On July 15, hackers gained access to a large number of verified Twitter accounts. These accounts, primarily belonging to celebrities and major influencers, were then used to defraud users into making Bitcoin donations. Although per Twitter the attackers were only able to target a total of 130 accounts — and successfully compromise 45 of them — the hack still significantly damaged Twitter's credibility and raised some troubling questions about cybersecurity as it pertains to social networks. 

At the time of writing, it appears the attack was executed via social engineering. Criminals first targeted employees at the social network, at which point their credentials were used to gain administrative access to the organization's backend infrastructure. From there, they initiated password resets on multiple accounts, eventually gaining access to several of them.

To Twitter's credit, it shut down the attack immediately after becoming aware of it. It has also expressed commitment to finding the individuals responsible for the attack.

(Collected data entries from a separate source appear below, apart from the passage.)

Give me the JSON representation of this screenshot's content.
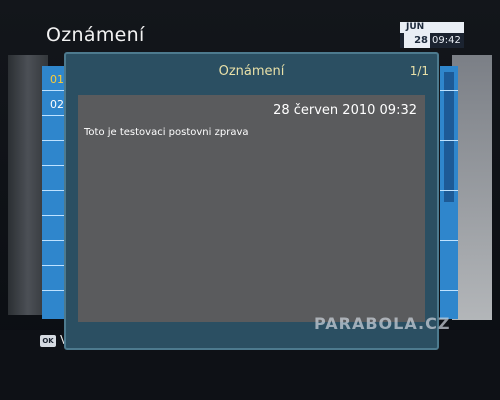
{
  "header": {
    "title": "Oznámení"
  },
  "clock": {
    "month": "JUN",
    "day": "28",
    "time": "09:42"
  },
  "background_list": {
    "numbers": [
      "01",
      "02"
    ]
  },
  "dialog": {
    "title": "Oznámení",
    "page_indicator": "1/1",
    "message": {
      "date": "28 červen 2010  09:32",
      "text": "Toto je testovaci postovni zprava"
    }
  },
  "footer": {
    "ok_key": "OK",
    "ok_label": "V"
  },
  "watermark": "PARABOLA.CZ",
  "colors": {
    "dialog_bg": "#2b4f62",
    "message_bg": "#5a5b5d",
    "list_blue": "#2f86cc",
    "title_yellow": "#e8e0a8"
  }
}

However, as reported by Vice, there may be more to the story. 

As it turns out, at least one Twitter insider may have been paid off as part of the attack.  This is no great surprise, considering, according to Reuters, there were more than 1,000 accounts with the necessary access to execute the attacks. At this point, it's clear that a great deal went wrong here.  

First, on the social engineering side, it's clear that employees were not properly trained in phishing avoidance. Either Twitter's training isn't up to standards, or — as is far likelier —the compromised staff simply didn't pay enough attention. Regardless, this underscores the importance of mindfulness coaching and cybersecurity awareness within your own organization.

You need to regularly circulate materials that not only explain how to recognize a phishing attack, but why the information is important. Don't just focus on your own organization. Instead, explain how your security training plays into an employee's personal life, as well.

Second, you need to limit access to key systems. It seems almost excessive that so many contractors and employees had backend access to Twitter. You cannot afford to make the same mistake within your own organization.

Each employee should only have access to the assets they absolutely need in order to do their job. More importantly, when an employee no longer needs a particular asset, their access needs to be revoked immediately.  When everyone has administrative permissions, it becomes near impossible to defend against insider threats.

Finally, the importance of effective authentication and a proper password policy cannot be understated. It's likely that at least a few of the authenticated accounts that were compromised either had weak passwords or weren't using two-factor authentication. They paid for it. 

At the end of the day, this hack demonstrates the critical lessons most of us have known about cybersecurity for quite some time. There is no substitute for proper training, access control, and effective authentication. If your organization is not attending to all three, then you simply aren't doing enough.